I bought a pack of face masks, and it was instructive.
Hagen Engler. Picture: Supplied
Firstly, because the man at the counter said, “We have two packs. How many do you want?”
It was the true essence of this social moment, contained in five words. Fear versus love. The individual versus the group. Want? At that moment, I wanted all the face masks on the planet of Earth. I wanted a face mask the size of a hang-glider! I wanted face masks for every square inch of my body!
But given the vibe, and conscious that someone else would quite possibly require them, I settled for the one pack of five masks.
Magnanimity exhausted, I tore the pack open and donned a mask before I’d even paid for it.

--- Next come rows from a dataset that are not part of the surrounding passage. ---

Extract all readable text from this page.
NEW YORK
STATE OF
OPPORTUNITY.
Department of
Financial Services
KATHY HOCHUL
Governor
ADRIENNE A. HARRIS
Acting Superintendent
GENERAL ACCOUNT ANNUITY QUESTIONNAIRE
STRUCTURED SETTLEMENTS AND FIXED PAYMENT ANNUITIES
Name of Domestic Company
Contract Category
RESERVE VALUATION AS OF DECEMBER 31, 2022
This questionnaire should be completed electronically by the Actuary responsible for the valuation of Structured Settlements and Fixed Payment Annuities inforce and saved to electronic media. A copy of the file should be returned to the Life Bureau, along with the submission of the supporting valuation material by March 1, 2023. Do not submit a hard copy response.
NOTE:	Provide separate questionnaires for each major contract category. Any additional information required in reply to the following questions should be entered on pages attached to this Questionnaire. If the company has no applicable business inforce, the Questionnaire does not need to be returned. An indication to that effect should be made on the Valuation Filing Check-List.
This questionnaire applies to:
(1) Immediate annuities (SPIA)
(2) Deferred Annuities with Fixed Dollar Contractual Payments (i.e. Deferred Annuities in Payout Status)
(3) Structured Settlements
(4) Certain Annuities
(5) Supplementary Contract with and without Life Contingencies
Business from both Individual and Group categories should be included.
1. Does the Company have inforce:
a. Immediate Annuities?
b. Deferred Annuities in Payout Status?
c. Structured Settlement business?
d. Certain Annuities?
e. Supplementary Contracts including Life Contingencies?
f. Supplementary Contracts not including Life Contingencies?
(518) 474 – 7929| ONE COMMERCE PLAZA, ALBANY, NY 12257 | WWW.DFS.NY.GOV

The effect was instantaneous: I felt safer.
This effect may have been illusory, because these were not the famed N95 masks, just the kind of thing you might see the heartthrob surgeon wearing in a hospital soapie. But I did feel safer. I looked silly, to be sure, and I grudgingly forewent eye contact with one of the more attractive women I have seen in Johannesburg recently, there by the Pick n Pay chips aisle.
But I felt confident, and I sensed in the way I was treated by others, that people saw me as a low-risk neighbour. I felt, in a sense, like I was doing my bit for my community. Minimising my risk of passing on anything untoward. But my face was invisible. I was essentially indistinguishable from any other middle-aged white man you could imagine.

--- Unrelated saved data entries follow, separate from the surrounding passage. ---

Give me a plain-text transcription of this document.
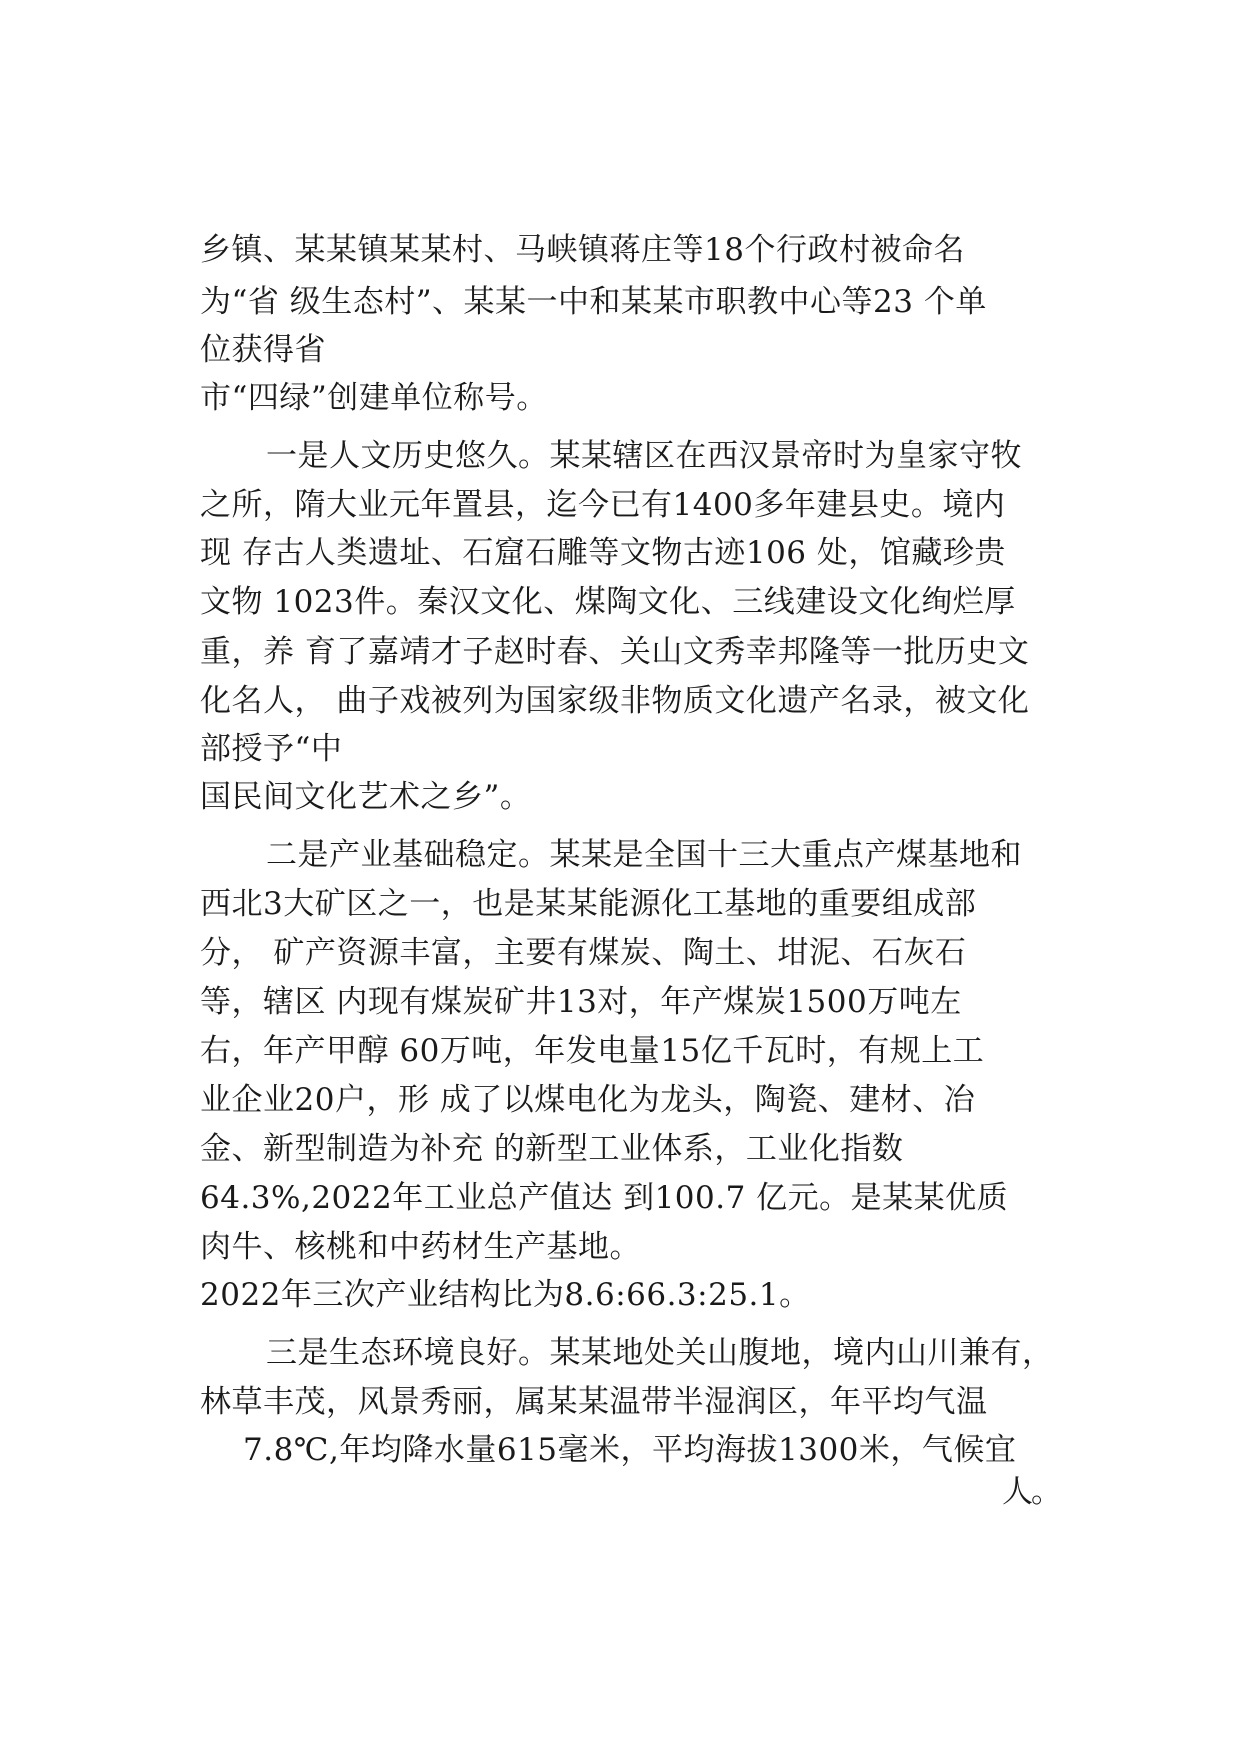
乡镇、某某镇某某村、马峡镇蒋庄等18个行政村被命名
为“省 级生态村”、某某一中和某某市职教中心等23 个单
位获得省
市“四绿”创建单位称号。
一是人文历史悠久。某某辖区在西汉景帝时为皇家守牧
之所，隋大业元年置县，迄今已有1400多年建县史。境内
现 存古人类遗址、石窟石雕等文物古迹106 处，馆藏珍贵
文物 1023件。秦汉文化、煤陶文化、三线建设文化绚烂厚
重，养 育了嘉靖才子赵时春、关山文秀幸邦隆等一批历史文
化名人， 曲子戏被列为国家级非物质文化遗产名录，被文化
部授予“中
国民间文化艺术之乡”。
二是产业基础稳定。某某是全国十三大重点产煤基地和
西北3大矿区之一，也是某某能源化工基地的重要组成部
分， 矿产资源丰富，主要有煤炭、陶土、坩泥、石灰石
等，辖区 内现有煤炭矿井13对，年产煤炭1500万吨左
右，年产甲醇 60万吨，年发电量15亿千瓦时，有规上工
业企业20户，形 成了以煤电化为龙头，陶瓷、建材、冶
金、新型制造为补充 的新型工业体系，工业化指数
64.3%,2022年工业总产值达 到100.7 亿元。是某某优质
肉牛、核桃和中药材生产基地。
2022年三次产业结构比为8.6:66.3:25.1。
三是生态环境良好。某某地处关山腹地，境内山川兼有，
林草丰茂，风景秀丽，属某某温带半湿润区，年平均气温
7.8℃,年均降水量615毫米，平均海拔1300米，气候宜
人。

I had sacrificed my individuality. Partly, I had done so out of fear. But in another way, I was sublimating my need to be acknowledged as me. Me with my distinctive face, for better or worse. The curve of my lips, my nose, my expressions. All of that was gone.
I made my purchases swiftly and efficiently and got the hell out of there, as one does. I did so conscious of the parallels with what we are all going through right now.
We are accepting limits on our personal freedom, our right to individual liberty, for the greater good of society.
We curtail, no we end our personal movement, our mobility, our purchasing behaviour, our mobile self-expression; all of that to minimise interpersonal contact, and thus to slow the spread of this thing.
Could we say that that sense of liberty, of humanity’s expressing its “right” to exploit the resources of the planet, could have caused some of this?
Has exploitive human liberty impinged on nature’s last redoubts and thereby released molecules that can harm us? Perhaps we will know one day.
Until then, many of us will accept these limits on our individuality as temporary. But there may be longer-term shifts. When individual liberty happens at the expense of other individuals, it can surely not be justified.
We all agree that for an infected person to knowingly go out in public where they can infect others is wrong. But is it any less wrong to rob others of their health, freedom and happiness through business, policy and economics?
This is probably not the time to get into that. But one senses that time will come.